Why would you want to add another tool in the already-complex development environment of your team? The ultimate reason is: it will reduce development and maintenance cost of your applications. Let's see how.

Less of Lines of Code

Every line of code is a source of complexity and a potential source of problem. Every line of code costs money. Therefore, every line of code that does not contribute directly to the core concern of the program should be considered with great attention.

Non-functional requirements like transaction management, tracing, security, and exception handling, rarely add business value to the program. They are nevertheless important, since unreliable programs are of no business value at all.
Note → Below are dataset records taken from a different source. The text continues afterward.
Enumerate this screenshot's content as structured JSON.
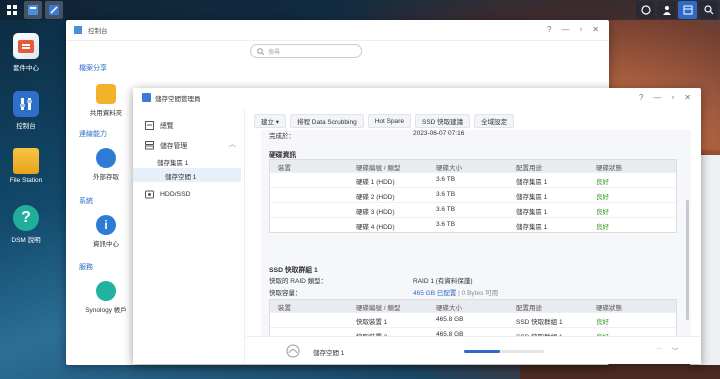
{
  "desktop": {
    "icons": [
      {
        "label": "套件中心"
      },
      {
        "label": "控制台"
      },
      {
        "label": "File Station"
      },
      {
        "label": "DSM 說明"
      }
    ]
  },
  "control_panel": {
    "title": "控制台",
    "search_placeholder": "搜尋",
    "sections": [
      "檔案分享",
      "連線能力",
      "系統",
      "服務"
    ],
    "items": [
      "共用資料夾",
      "外部存取",
      "資訊中心",
      "Synology 帳戶"
    ],
    "window_controls": [
      "?",
      "—",
      "▫",
      "✕"
    ]
  },
  "storage_manager": {
    "title": "儲存空間管理員",
    "nav": {
      "overview": "總覽",
      "storage": "儲存管理",
      "pool": "儲存集區 1",
      "volume": "儲存空間 1",
      "hdd": "HDD/SSD"
    },
    "toolbar": [
      "建立 ▾",
      "排程 Data Scrubbing",
      "Hot Spare",
      "SSD 快取建議",
      "全域設定"
    ],
    "completed_label": "完成於：",
    "completed_value": "2023-06-07 07:16",
    "disk_section": "硬碟資訊",
    "disk_headers": [
      "裝置",
      "硬碟編號 / 類型",
      "硬碟大小",
      "配置用途",
      "硬碟狀態"
    ],
    "disks": [
      [
        "硬碟 1 (HDD)",
        "3.6 TB",
        "儲存集區 1",
        "良好"
      ],
      [
        "硬碟 2 (HDD)",
        "3.6 TB",
        "儲存集區 1",
        "良好"
      ],
      [
        "硬碟 3 (HDD)",
        "3.6 TB",
        "儲存集區 1",
        "良好"
      ],
      [
        "硬碟 4 (HDD)",
        "3.6 TB",
        "儲存集區 1",
        "良好"
      ]
    ],
    "cache_section": "SSD 快取群組 1",
    "raid_label": "快取的 RAID 類型：",
    "raid_value": "RAID 1 (有資料保護)",
    "capacity_label": "快取容量：",
    "capacity_alloc": "465 GB 已配置",
    "capacity_avail": " | 0 Bytes 可用",
    "cache_headers": [
      "裝置",
      "硬碟編號 / 類型",
      "硬碟大小",
      "配置用途",
      "硬碟狀態"
    ],
    "cache_devices": [
      [
        "快取裝置 1",
        "465.8 GB",
        "SSD 快取群組 1",
        "良好"
      ],
      [
        "快取裝置 2",
        "465.8 GB",
        "SSD 快取群組 1",
        "良好"
      ]
    ],
    "bottom_label": "儲存空間 1",
    "bottom_progress": 0.45,
    "bottom_more": "···"
  }
}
As they are typically implemented by the repetition of the same pattern for the dozens and dozens of methods to which they apply, non-functional requirements generally result in numerous lines of codes.

With aspect-oriented programming, you can address non-functional requirements declaratively and simply remove these bad and expensive lines from your code.

Better Design

The problem with non-functional requirements is that their implementation is mangled in all methods implementing functional requirements. This severely violates the established principle of separation of concerns. With aspect-oriented programming, you could:

  • Improve feature localization: the implementation of transaction handling will be located in the transaction handling aspect, not in every business method.
  • Reduce component coupling: business code will not be directly coupled to the transaction handling implementation any more; it will be easier to change the transaction handler for another.
  • Improve skill set consistency in your team: a domain expert will not have to care about how to implement properly caching in a multithreaded context any more; he will just declare the business method cacheable.
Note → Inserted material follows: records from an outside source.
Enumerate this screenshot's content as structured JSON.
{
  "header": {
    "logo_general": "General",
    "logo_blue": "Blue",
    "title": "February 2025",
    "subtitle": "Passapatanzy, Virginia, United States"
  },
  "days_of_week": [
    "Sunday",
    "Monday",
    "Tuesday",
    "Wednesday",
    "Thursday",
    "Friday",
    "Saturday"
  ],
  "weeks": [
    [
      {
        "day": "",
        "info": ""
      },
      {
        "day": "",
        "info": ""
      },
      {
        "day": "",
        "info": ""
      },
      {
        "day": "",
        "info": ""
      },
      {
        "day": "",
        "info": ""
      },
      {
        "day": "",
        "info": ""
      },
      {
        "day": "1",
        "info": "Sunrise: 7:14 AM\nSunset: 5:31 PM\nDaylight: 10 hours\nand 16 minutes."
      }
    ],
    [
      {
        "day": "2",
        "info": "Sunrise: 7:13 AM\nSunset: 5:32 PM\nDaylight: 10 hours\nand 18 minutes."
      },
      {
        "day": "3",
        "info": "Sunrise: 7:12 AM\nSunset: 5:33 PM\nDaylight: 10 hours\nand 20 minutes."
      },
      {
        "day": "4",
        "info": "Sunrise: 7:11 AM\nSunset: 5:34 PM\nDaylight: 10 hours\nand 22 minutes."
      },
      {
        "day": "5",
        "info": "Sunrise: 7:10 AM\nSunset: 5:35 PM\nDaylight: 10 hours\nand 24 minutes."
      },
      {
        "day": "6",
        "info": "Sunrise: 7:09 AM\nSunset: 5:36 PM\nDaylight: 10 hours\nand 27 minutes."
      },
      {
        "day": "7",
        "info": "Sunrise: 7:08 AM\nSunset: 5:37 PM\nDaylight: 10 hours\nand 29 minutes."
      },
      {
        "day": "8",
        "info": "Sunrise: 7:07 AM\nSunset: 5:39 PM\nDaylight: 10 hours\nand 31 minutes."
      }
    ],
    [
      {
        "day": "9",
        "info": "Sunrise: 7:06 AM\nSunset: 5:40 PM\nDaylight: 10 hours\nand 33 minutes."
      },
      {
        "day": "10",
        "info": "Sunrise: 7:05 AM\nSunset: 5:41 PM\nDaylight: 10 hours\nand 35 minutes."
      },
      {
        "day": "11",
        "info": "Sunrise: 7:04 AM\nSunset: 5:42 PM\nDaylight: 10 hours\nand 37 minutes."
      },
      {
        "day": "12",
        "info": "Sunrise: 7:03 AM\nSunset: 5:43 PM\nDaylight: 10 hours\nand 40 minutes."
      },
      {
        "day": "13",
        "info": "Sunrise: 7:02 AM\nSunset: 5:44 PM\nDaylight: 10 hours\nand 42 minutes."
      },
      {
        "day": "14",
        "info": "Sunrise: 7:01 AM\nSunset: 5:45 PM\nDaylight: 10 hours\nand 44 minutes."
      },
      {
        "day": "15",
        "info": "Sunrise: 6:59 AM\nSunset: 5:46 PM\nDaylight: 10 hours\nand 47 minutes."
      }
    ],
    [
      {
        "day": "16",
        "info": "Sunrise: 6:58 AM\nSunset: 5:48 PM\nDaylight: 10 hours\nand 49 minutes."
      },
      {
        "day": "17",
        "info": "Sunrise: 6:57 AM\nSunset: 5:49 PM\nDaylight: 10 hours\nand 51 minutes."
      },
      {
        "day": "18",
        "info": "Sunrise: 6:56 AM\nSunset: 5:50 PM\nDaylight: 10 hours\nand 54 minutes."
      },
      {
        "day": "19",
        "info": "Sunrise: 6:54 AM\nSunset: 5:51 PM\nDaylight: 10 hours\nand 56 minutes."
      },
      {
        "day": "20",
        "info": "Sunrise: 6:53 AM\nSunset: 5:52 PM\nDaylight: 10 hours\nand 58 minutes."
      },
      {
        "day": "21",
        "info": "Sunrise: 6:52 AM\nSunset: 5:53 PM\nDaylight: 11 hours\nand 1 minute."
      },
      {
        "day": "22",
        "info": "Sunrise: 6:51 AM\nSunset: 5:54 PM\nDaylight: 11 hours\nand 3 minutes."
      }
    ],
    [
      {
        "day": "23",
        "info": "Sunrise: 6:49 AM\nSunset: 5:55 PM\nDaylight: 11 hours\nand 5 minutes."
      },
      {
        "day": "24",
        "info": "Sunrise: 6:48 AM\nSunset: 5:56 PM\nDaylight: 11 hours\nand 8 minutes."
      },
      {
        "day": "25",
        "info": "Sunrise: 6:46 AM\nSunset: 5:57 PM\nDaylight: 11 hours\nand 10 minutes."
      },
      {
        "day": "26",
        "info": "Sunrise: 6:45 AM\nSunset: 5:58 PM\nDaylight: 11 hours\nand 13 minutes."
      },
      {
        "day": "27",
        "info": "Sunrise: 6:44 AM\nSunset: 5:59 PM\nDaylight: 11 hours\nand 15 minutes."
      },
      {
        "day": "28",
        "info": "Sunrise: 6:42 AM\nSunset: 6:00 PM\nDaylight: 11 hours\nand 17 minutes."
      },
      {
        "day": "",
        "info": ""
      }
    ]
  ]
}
Automate Pattern Implementation

Implementation Patterns are best practices learned by the community through experience. Patterns are often formalized in natural language as 'recipes' giving a solution to a given problem.

Aspect-oriented programming (AOP) makes it possible to encapsulate some of the best practices into executable code: instead of suggesting how to implement correctly exception handling, you may make a custom attribute out of it, and let it available to the team.